All the elements that make it a gem are entirely based on the ideas. Farmer has written good books, but the prose and characters are super thin. There is a lack of defined structure, leading to long chapters that ignore natural breaks. The characters are thin and hard to remember. That being said, as a work of cold war speculation, it is both wildly out of date and fascinating in its implications. While Farmer wrote better SF before and after, this novel is almost more fun before of the weak parts.
This novel takes place in a future somewhat far ahead, but not pinned down to a year or a concept of exactly when. The Soviet Union and nations as we know them still exist, and the space race has evolved into various colonies. Throughout the solar system, it has gone on long enough that Mars. Well, the United States and Canada fell to Soviet control.
“America had fallen prey more to its own softness and confusion than to the machinations of the Soviets. Then, in the turbulent, bloody, starving years that followed the fall with their purges, uprisings, savage repressions, mass transportations to Siberia and other areas, importation of other nationalities to create division, and bludgeoning propaganda and re-education, only the strong and the intelligent survived.”
In hindsight, this speculation seems silly, but this was 1961, and hidden in the world-building is an alt-history Red Dawn that the Wolverines did even worse.
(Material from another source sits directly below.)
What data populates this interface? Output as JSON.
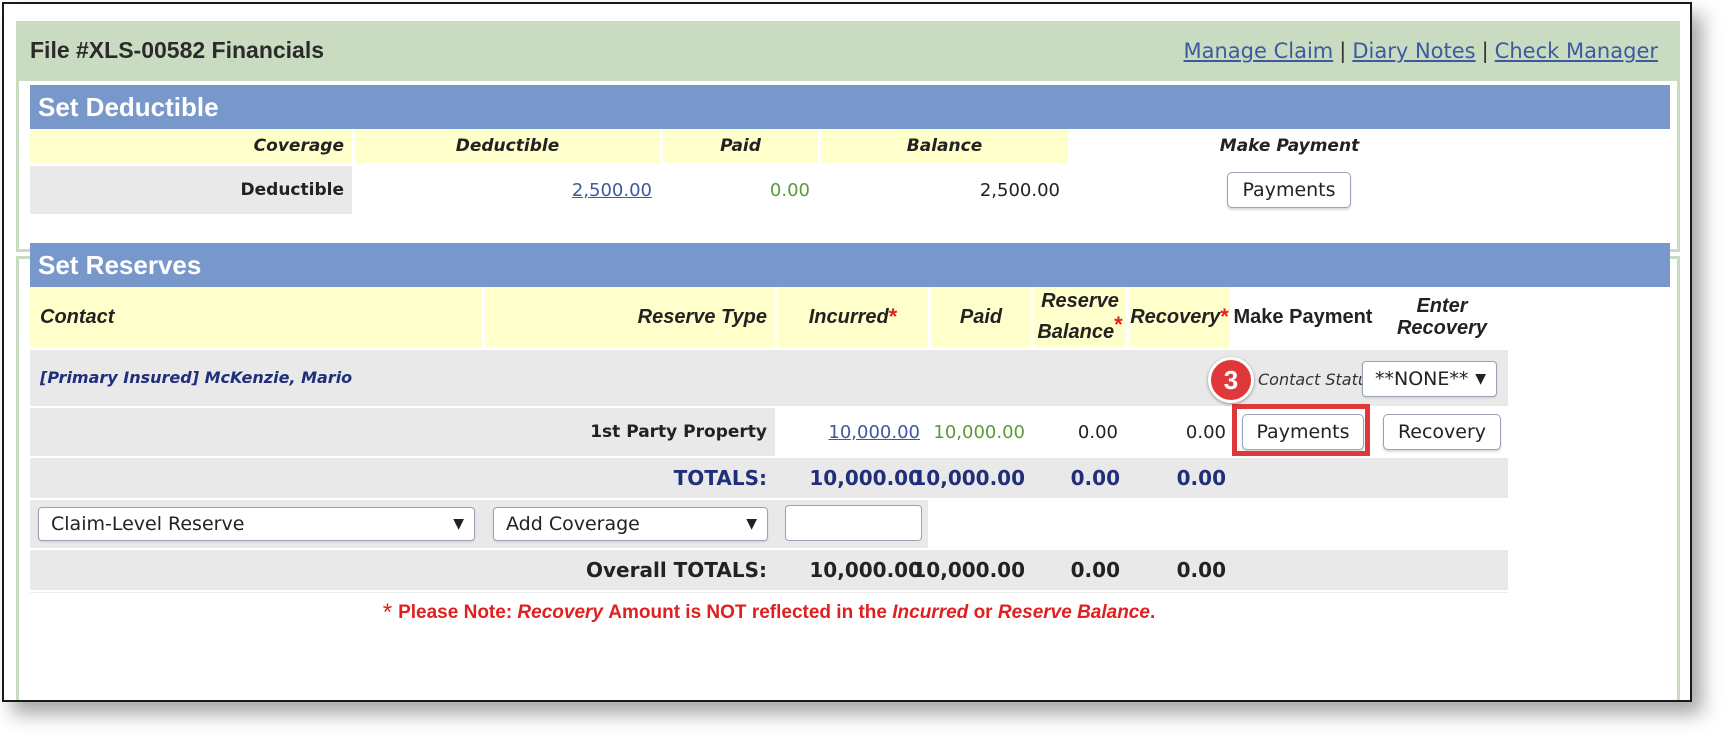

There are lots of tiny but important details about the various nations, including feared now independent former colonies on Mars, although they are talked about so vaguely, I thought they were actual Martians for a minute.
The defense against Mars colonists becomes a specter that drives the advancement of the story like the Cold War, pushing progress. The drive of the narrative is a destructive nuclear war that destroys most of Earth. Our story is focused on a small number of colonists on the moon. They are suddenly the only survivors left. The driver of the suspense is the small groups from different cultures realizing their only hope is to work together.
“Unfortunately, there are other matters to be cleared up before we can discuss that. The main thing is, which base is the leader?”
A leader is one thing, but it becomes a matter of agreement to follow one culture and one language. Each of the cultures argues for its language and culture. Of course believes it should survive. Being the one agreed-upon language of the moon is the center of debate.
“Remember, the situation is not the same here as it was on Earth. There, even a secondary tongue had many speakers to hand it to children.”
There is an excellent version of this story to be had; the execution leaves much to be desired. Still, as an SF concept, it is there. So the title of the book comes from the expert who decides it is time to create a blended language.
Tongues of the Moon started life as a high-concept novelette. The story didn’t really have the room to expand the ideas, and the novel didn’t do much to expand them. There are moments of genius, but if this was the only Farmer I ever read I would not have believed he had classics in him. I am glad I read it, but I would not be quick to assign or suggest to anyone. It is interesting but certainly not canon.